“We don’t exactly do that much salvaging” : The Derelicts of Red Dwarf

3 million years after a radiation leak wiped out the crew of the mining ship Red Dwarf, the sole survivor, Dave Lister, is revived from stasis. For that inconceivable amount of time the ship has been accelerating away from Earth across vast regions of space. Although joined by a life form evolved from his cat and a hologram of his dead bunkmate, the possibilities of further companionship seemed beyond remote.

However it seems this ship isn’t quite as removed from civilisation as it might be. Throughout the first series, the crew are alone in the universe and the confines of the ship are their whole world.

That all changes at the start of series II with a distress call from the crashed Nova 5 . The boys from the Dwarf were delighted to find any form of intelligence even if it did turn out to be the android equivalent or Norman Bates but did they ever question how the vessel got so far into deep space?

The novel Infinity Welcomes Careful Drivers makes rather a large plot point of the Nova 5’s superior engines – the Duality Jump. This drive allows the ship to traverse large sectors of space in a single bound – the journey that took a giant red trashcan 3million years could be covered in three months. It seems reasonable then to assume that ships from the relative future of the Red Dwarf crew had superior drives.

In addition it is perfectly plausible that ships could have drifted into deep space. It may be somewhat implausible considering that vessels can get lost so easily in Earth’s oceans and space in more or less infinite but coincidences can happen, just as the DNA ship drifted into the path of the Dwarf.

Later series show that powerful engines of the Nova 5 would seem to be a rule rather than an exception. It is apparent that the human race has managed to colonise deep space. Justice World demonstrates that at the very least there were stations located in deep space. Similarly Legion’s complex was conceived and populated by famous Earth scientists to from Kryten’s time period.

The events of series V confirm an even more established presence of human life in the region. Dr Hildegarde Lanstrom’s research station on the ice planet suggests that the human race has settled on planets, however remote. The artificial psi-moon from Terrorform also indicates that perhaps the star system is some kind of experimental space lab.

That theme continues in Back to Reality with the SSS Esperanto, a Class D Space Corp seeding ship sent out to accelerate life on the ocean moon. Humans it seems are at the very least experimenting in deep space with a view to colonisation and presumably their ships give them a means to get back to Earth. It seems highly improbable that entire fleets of ships would spend millions of years in stasis for the sake of science.

Throughout series VI It becomes increasingly apparent that the Starbuggers occupy a charted region of space. The asteroid belt that Starbug traverses in Psirens is a “giant spaceship graveyard” and presumably not even every ship in the sector was brought down by the psychic-manipulator GELFs.

In Emohawk: Polymorth II, the crew are charged by a Space Corps External Enforcement vehicle making it apparent the sector is policed. In addition Kryten is aware of the GELF Zone and even knows the language of the Kinitawowi tribe.

This mapping of space becomes even more apparent in series VII and the discovery of the Leviathan deep beneath the ice.

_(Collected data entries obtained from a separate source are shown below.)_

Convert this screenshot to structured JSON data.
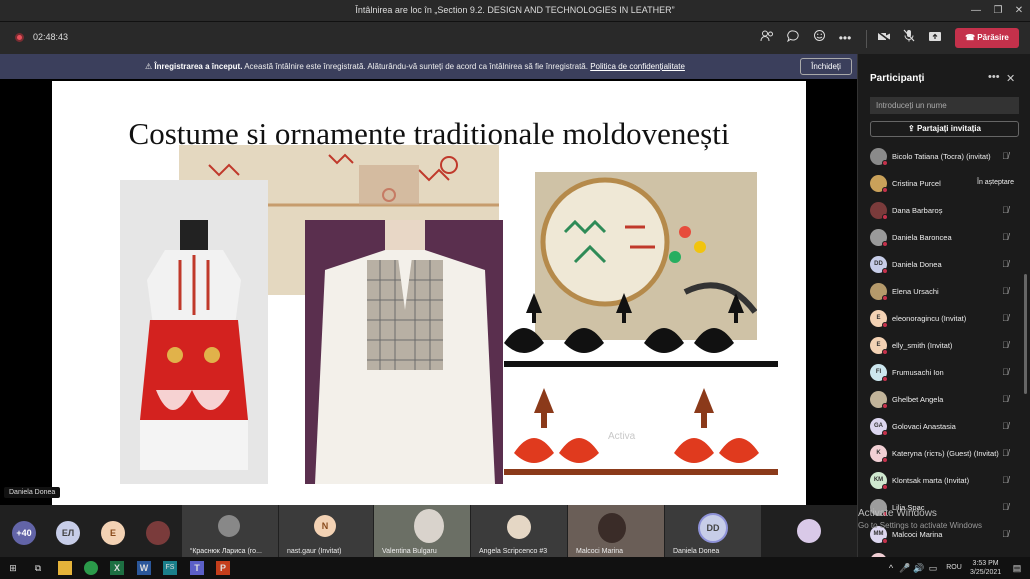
{
  "window": {
    "title": "Întâlnirea are loc în „Section 9.2. DESIGN AND TECHNOLOGIES IN LEATHER”"
  },
  "toolbar": {
    "timer": "02:48:43",
    "leave_label": "Părăsire"
  },
  "banner": {
    "bold": "Înregistrarea a început.",
    "text": " Această întâlnire este înregistrată. Alăturându-vă sunteți de acord ca întâlnirea să fie înregistrată. ",
    "link": "Politica de confidențialitate",
    "dismiss": "Închideți"
  },
  "slide": {
    "title": "Costume și ornamente tradiționale moldovenești",
    "watermark": "Activa"
  },
  "speaker_badge": "Daniela Donea",
  "gallery": {
    "overflow": "+40",
    "avatars": [
      "ЕЛ",
      "E"
    ],
    "tiles": [
      {
        "name": "“Краснюк Лариса (го...",
        "initials": ""
      },
      {
        "name": "nast.gaur (Invitat)",
        "initials": "N"
      },
      {
        "name": "Valentina Bulgaru",
        "initials": ""
      },
      {
        "name": "Angela Scripcenco #3",
        "initials": ""
      },
      {
        "name": "Malcoci Marina",
        "initials": ""
      },
      {
        "name": "Daniela Donea",
        "initials": "DD"
      }
    ]
  },
  "panel": {
    "title": "Participanți",
    "search_placeholder": "Introduceți un nume",
    "share": "Partajați invitația",
    "participants": [
      {
        "initials": "",
        "name": "Bicolo Tatiana (Tocra) (invitat)",
        "color": "#8a8a8a",
        "waiting": ""
      },
      {
        "initials": "",
        "name": "Cristina Purcel",
        "color": "#c9a15a",
        "waiting": "În așteptare"
      },
      {
        "initials": "",
        "name": "Dana Barbaroș",
        "color": "#7a3b3b",
        "waiting": ""
      },
      {
        "initials": "",
        "name": "Daniela Baroncea",
        "color": "#9a9a9a",
        "waiting": ""
      },
      {
        "initials": "DD",
        "name": "Daniela Donea",
        "color": "#c7cde8",
        "waiting": ""
      },
      {
        "initials": "",
        "name": "Elena Ursachi",
        "color": "#b59a6b",
        "waiting": ""
      },
      {
        "initials": "E",
        "name": "eleonoragincu (Invitat)",
        "color": "#f3d2b4",
        "waiting": ""
      },
      {
        "initials": "E",
        "name": "elly_smith (Invitat)",
        "color": "#f3d2b4",
        "waiting": ""
      },
      {
        "initials": "FI",
        "name": "Frumusachi Ion",
        "color": "#cce6ee",
        "waiting": ""
      },
      {
        "initials": "",
        "name": "Ghelbet Angela",
        "color": "#c2b49a",
        "waiting": ""
      },
      {
        "initials": "GA",
        "name": "Golovaci Anastasia",
        "color": "#dcd6ef",
        "waiting": ""
      },
      {
        "initials": "K",
        "name": "Kateryna (гість) (Guest) (Invitat)",
        "color": "#f1cfd4",
        "waiting": ""
      },
      {
        "initials": "KM",
        "name": "Klontsak marta (Invitat)",
        "color": "#cfe8cf",
        "waiting": ""
      },
      {
        "initials": "",
        "name": "Lilia Șpac",
        "color": "#9c9c9c",
        "waiting": ""
      },
      {
        "initials": "MM",
        "name": "Malcoci Marina",
        "color": "#dcd6ef",
        "waiting": ""
      },
      {
        "initials": "MC",
        "name": "Maria Ceban",
        "color": "#f1cfd4",
        "waiting": ""
      }
    ]
  },
  "watermark": {
    "line1": "Activate Windows",
    "line2": "Go to Settings to activate Windows"
  },
  "taskbar": {
    "time": "3:53 PM",
    "date": "3/25/2021",
    "lang": "ROU"
  },
  "colors": {
    "accent": "#c4314b",
    "banner": "#3b3f5c",
    "teams": "#6264a7"
  }
}
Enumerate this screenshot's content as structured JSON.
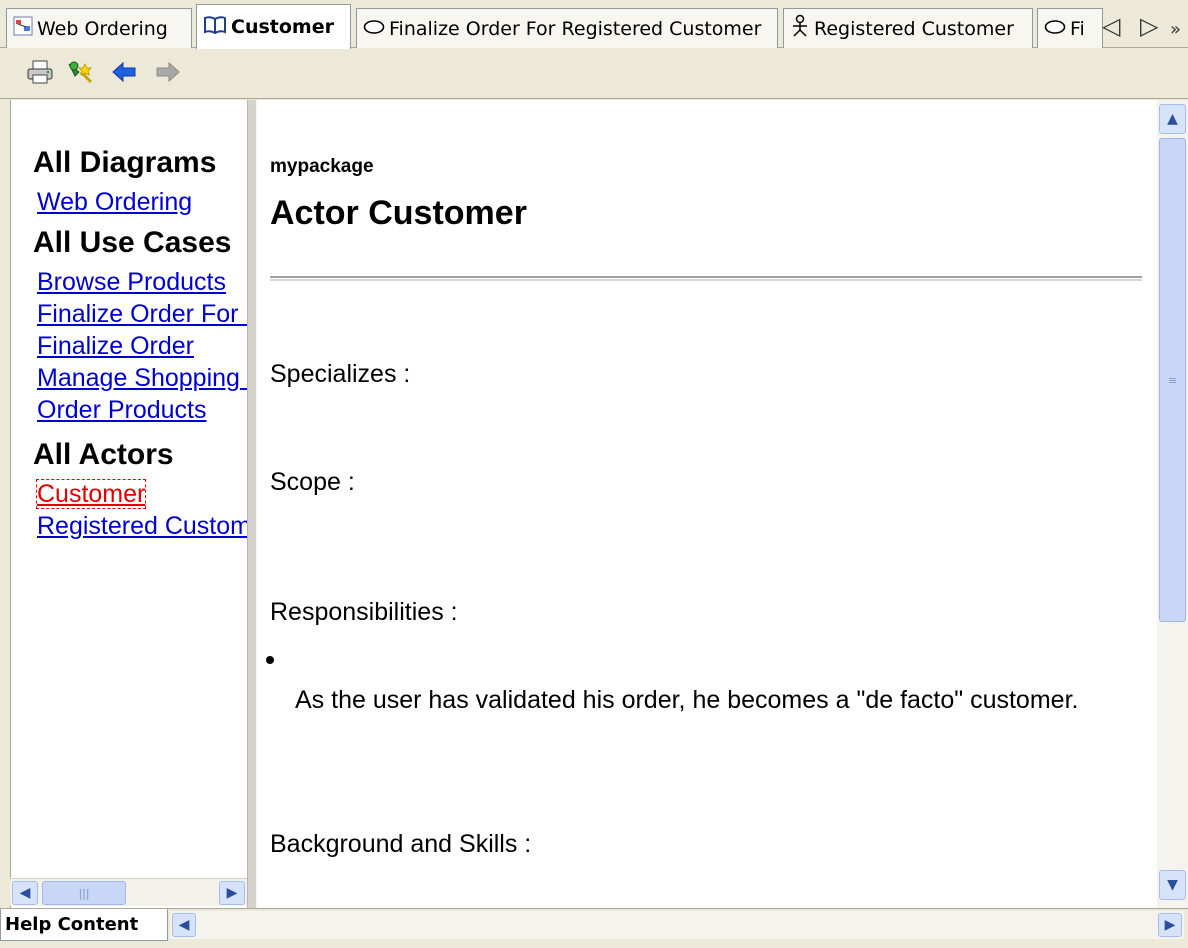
{
  "tabs": [
    {
      "label": "Web Ordering",
      "icon": "diagram-icon",
      "active": false
    },
    {
      "label": "Customer",
      "icon": "book-icon",
      "active": true
    },
    {
      "label": "Finalize Order For Registered Customer",
      "icon": "use-case-icon",
      "active": false
    },
    {
      "label": "Registered Customer",
      "icon": "actor-icon",
      "active": false
    },
    {
      "label": "Fi",
      "icon": "use-case-icon",
      "active": false
    }
  ],
  "tab_nav": {
    "prev": "◁",
    "next": "▷",
    "more": "»"
  },
  "toolbar": {
    "buttons": [
      {
        "name": "print",
        "icon": "printer-icon"
      },
      {
        "name": "find",
        "icon": "find-icon"
      },
      {
        "name": "back",
        "icon": "back-arrow-icon"
      },
      {
        "name": "forward",
        "icon": "forward-arrow-icon"
      }
    ]
  },
  "nav": {
    "all_diagrams": "All Diagrams",
    "diagrams": [
      "Web Ordering"
    ],
    "all_use_cases": "All Use Cases",
    "use_cases": [
      "Browse Products",
      "Finalize Order For Registered Customer",
      "Finalize Order",
      "Manage Shopping Cart",
      "Order Products"
    ],
    "all_actors": "All Actors",
    "actors": [
      "Customer",
      "Registered Customer"
    ],
    "current": "Customer"
  },
  "content": {
    "package": "mypackage",
    "title": "Actor Customer",
    "specializes": "Specializes :",
    "scope": "Scope :",
    "responsibilities": "Responsibilities :",
    "responsibility_items": [
      "As the user has validated his order, he becomes a \"de facto\" customer."
    ],
    "background": "Background and Skills :"
  },
  "bottom": {
    "tab_label": "Help Content"
  },
  "colors": {
    "link": "#0000cc",
    "current_link": "#e00000",
    "chrome": "#ece9d8",
    "scroll_button": "#d6e3fb"
  }
}
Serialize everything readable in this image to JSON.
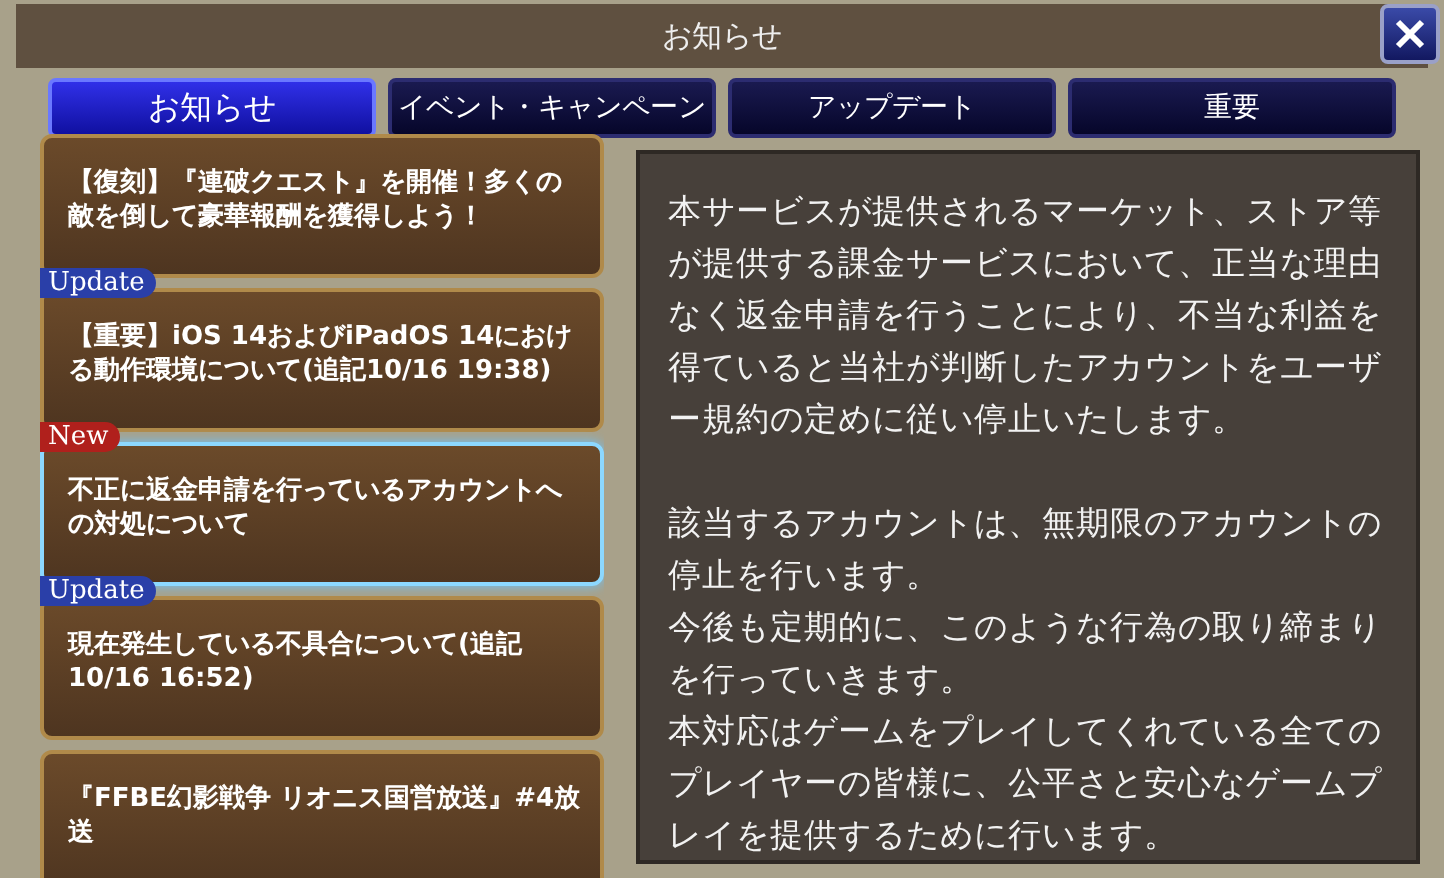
{
  "window": {
    "title": "お知らせ"
  },
  "tabs": [
    {
      "label": "お知らせ",
      "selected": true
    },
    {
      "label": "イベント・キャンペーン",
      "selected": false
    },
    {
      "label": "アップデート",
      "selected": false
    },
    {
      "label": "重要",
      "selected": false
    }
  ],
  "notices": [
    {
      "title": "【復刻】『連破クエスト』を開催！多くの敵を倒して豪華報酬を獲得しよう！",
      "selected": false
    },
    {
      "badge": {
        "kind": "update",
        "label": "Update"
      },
      "title": "【重要】iOS 14およびiPadOS 14における動作環境について(追記10/16 19:38)",
      "selected": false
    },
    {
      "badge": {
        "kind": "new",
        "label": "New"
      },
      "title": "不正に返金申請を行っているアカウントへの対処について",
      "selected": true
    },
    {
      "badge": {
        "kind": "update",
        "label": "Update"
      },
      "title": "現在発生している不具合について(追記10/16 16:52)",
      "selected": false
    },
    {
      "title": "『FFBE幻影戦争 リオニス国営放送』#4放送",
      "selected": false
    }
  ],
  "detail": {
    "paragraphs": [
      "本サービスが提供されるマーケット、ストア等が提供する課金サービスにおいて、正当な理由なく返金申請を行うことにより、不当な利益を得ていると当社が判断したアカウントをユーザー規約の定めに従い停止いたします。",
      "該当するアカウントは、無期限のアカウントの停止を行います。",
      "今後も定期的に、このような行為の取り締まりを行っていきます。",
      "本対応はゲームをプレイしてくれている全てのプレイヤーの皆様に、公平さと安心なゲームプレイを提供するために行います。"
    ]
  }
}
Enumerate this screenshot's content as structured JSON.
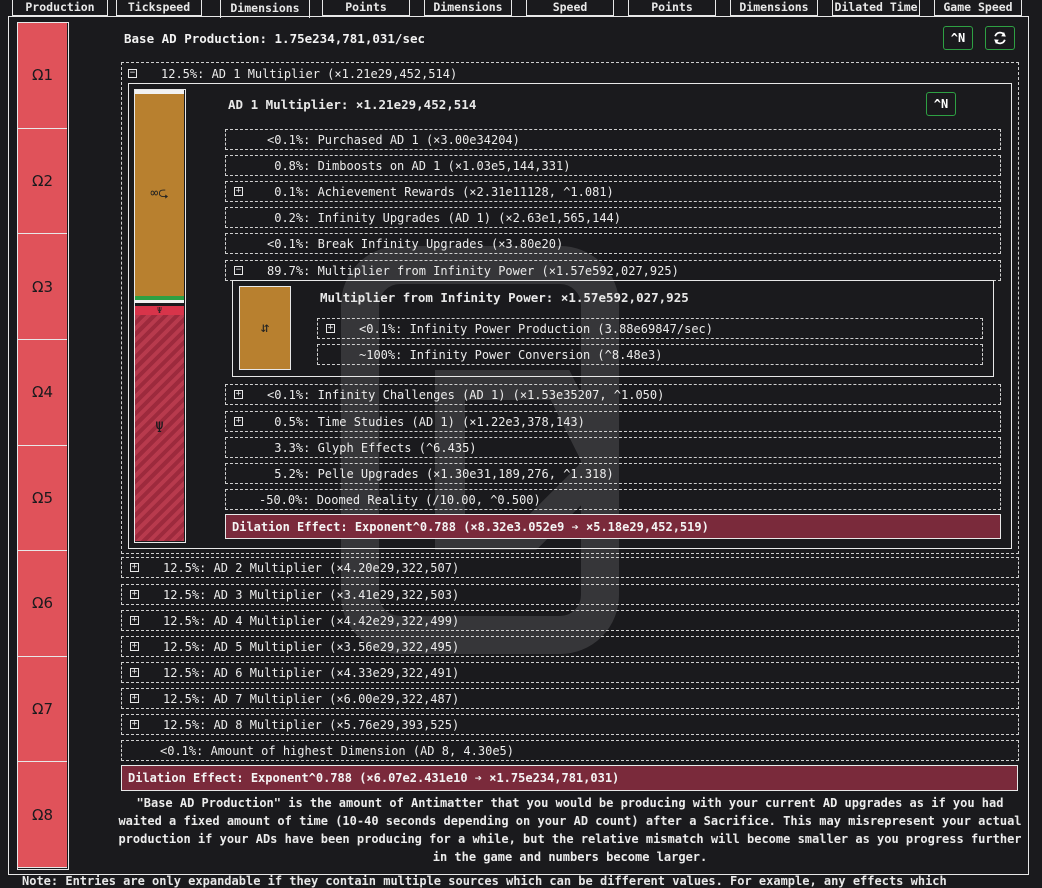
{
  "tabs": [
    {
      "label": "Production"
    },
    {
      "label": "Tickspeed"
    },
    {
      "label": "Dimensions",
      "active": true
    },
    {
      "label": "Points"
    },
    {
      "label": "Dimensions"
    },
    {
      "label": "Speed"
    },
    {
      "label": "Points"
    },
    {
      "label": "Dimensions"
    },
    {
      "label": "Dilated Time"
    },
    {
      "label": "Game Speed"
    }
  ],
  "sidebar": {
    "items": [
      {
        "label": "Ω1"
      },
      {
        "label": "Ω2"
      },
      {
        "label": "Ω3"
      },
      {
        "label": "Ω4"
      },
      {
        "label": "Ω5"
      },
      {
        "label": "Ω6"
      },
      {
        "label": "Ω7"
      },
      {
        "label": "Ω8"
      }
    ]
  },
  "header": {
    "title": "Base AD Production: 1.75e234,781,031/sec",
    "btn_n": "^N",
    "btn_refresh_icon": "refresh-icon"
  },
  "ad1": {
    "row_label": "12.5%: AD 1 Multiplier (×1.21e29,452,514)",
    "title": "AD 1 Multiplier: ×1.21e29,452,514",
    "btn_n": "^N",
    "bar_icons": {
      "top": "∞⮎",
      "bottom": "Ψ"
    },
    "rows": [
      {
        "text": "<0.1%: Purchased AD 1 (×3.00e34204)",
        "expander": false
      },
      {
        "text": " 0.8%: Dimboosts on AD 1 (×1.03e5,144,331)",
        "expander": false
      },
      {
        "text": " 0.1%: Achievement Rewards (×2.31e11128, ^1.081)",
        "expander": true
      },
      {
        "text": " 0.2%: Infinity Upgrades (AD 1) (×2.63e1,565,144)",
        "expander": false
      },
      {
        "text": "<0.1%: Break Infinity Upgrades (×3.80e20)",
        "expander": false
      },
      {
        "text": "89.7%: Multiplier from Infinity Power (×1.57e592,027,925)",
        "expander": true,
        "open": true
      }
    ],
    "ip": {
      "title": "Multiplier from Infinity Power: ×1.57e592,027,925",
      "icon": "⇵",
      "rows": [
        {
          "text": "<0.1%: Infinity Power Production (3.88e69847/sec)",
          "expander": true
        },
        {
          "text": "~100%: Infinity Power Conversion (^8.48e3)",
          "expander": false
        }
      ]
    },
    "rows_after": [
      {
        "text": "<0.1%: Infinity Challenges (AD 1) (×1.53e35207, ^1.050)",
        "expander": true
      },
      {
        "text": " 0.5%: Time Studies (AD 1) (×1.22e3,378,143)",
        "expander": true
      },
      {
        "text": " 3.3%: Glyph Effects (^6.435)",
        "expander": false
      },
      {
        "text": " 5.2%: Pelle Upgrades (×1.30e31,189,276, ^1.318)",
        "expander": false
      },
      {
        "text": "-50.0%: Doomed Reality (/10.00, ^0.500)",
        "expander": false
      }
    ],
    "dilation": "Dilation Effect: Exponent^0.788 (×8.32e3.052e9 ➔ ×5.18e29,452,519)"
  },
  "ad_rows": [
    {
      "text": "12.5%: AD 2 Multiplier (×4.20e29,322,507)"
    },
    {
      "text": "12.5%: AD 3 Multiplier (×3.41e29,322,503)"
    },
    {
      "text": "12.5%: AD 4 Multiplier (×4.42e29,322,499)"
    },
    {
      "text": "12.5%: AD 5 Multiplier (×3.56e29,322,495)"
    },
    {
      "text": "12.5%: AD 6 Multiplier (×4.33e29,322,491)"
    },
    {
      "text": "12.5%: AD 7 Multiplier (×6.00e29,322,487)"
    },
    {
      "text": "12.5%: AD 8 Multiplier (×5.76e29,393,525)"
    }
  ],
  "highest_dim": "<0.1%: Amount of highest Dimension (AD 8, 4.30e5)",
  "dilation_main": "Dilation Effect: Exponent^0.788 (×6.07e2.431e10 ➔ ×1.75e234,781,031)",
  "note_lines": [
    "\"Base AD Production\" is the amount of Antimatter that you would be producing with your current AD upgrades as if you had",
    "waited a fixed amount of time (10-40 seconds depending on your AD count) after a Sacrifice. This may misrepresent your actual",
    "production if your ADs have been producing for a while, but the relative mismatch will become smaller as you progress further",
    "in the game and numbers become larger."
  ],
  "footer_note": "Note: Entries are only expandable if they contain multiple sources which can be different values. For example, any effects which"
}
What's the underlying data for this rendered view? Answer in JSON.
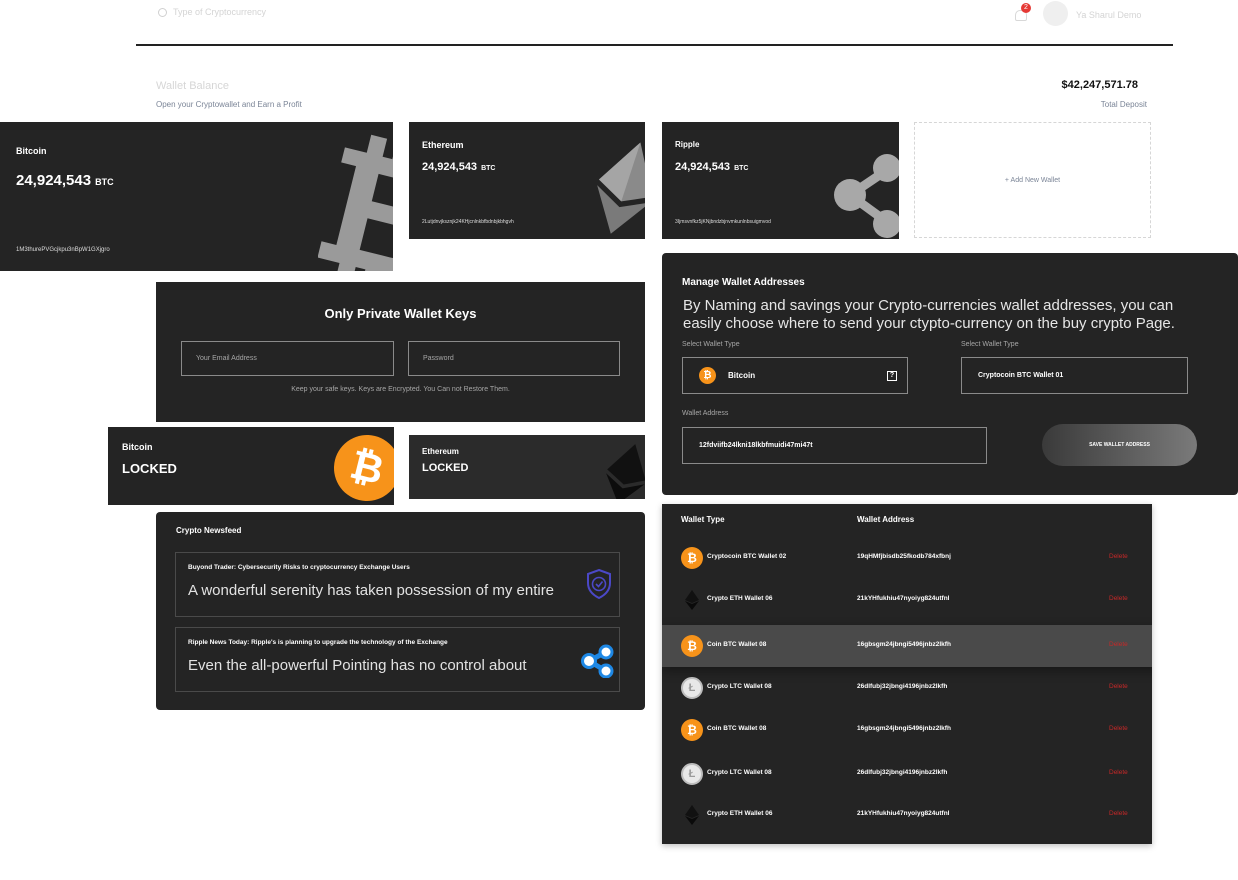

The presence of former Red Dwarf crew member Caroline Carmen dates the ship right back to the time of Lister. One might assume that this ship has drifted for millennia in the glacier until Lister examines the Navi Comp and finds out the ship burned out its engines heading to Delta VII and its research base.

This is clearly a named planet a presumably a populated one. So it seems even around the time of Red Dwarf’s disappearance the human race had found ways to colonise the galaxy.

In contrast it seems that the region of space is deep enough to send ships that might be dangerous. The SSS Silverberg was programmed to head for deep space as Cassandra’s ability to predict the future was deemed too dangerous was the human mind to cope with.

Similarly the 28th Century test ship the Gemini 12, with its powerful time drive, was also programmed to head for deep space to prevent it from falling into the wrong hands, although the addition of the stellar fog with its minefield of unreality pockets suggests that theft was also a possibility.

It seems that getting back to Earth isn’t really such an impossible dream for the Red Dwarf crew. There are ships far faster and better equipped than the crimson short one but perhaps it’s the safer option. The dream of Earth represents hope: perhaps knowing it’s gone for certain would be too much for Lister to handle.

Even after they lost the mother ship the posse never considered inhabiting any other vessel and instead opted to track it for hundreds of years. For Lister, Rimmer, Cat and Kryten, Red Dwarf is home.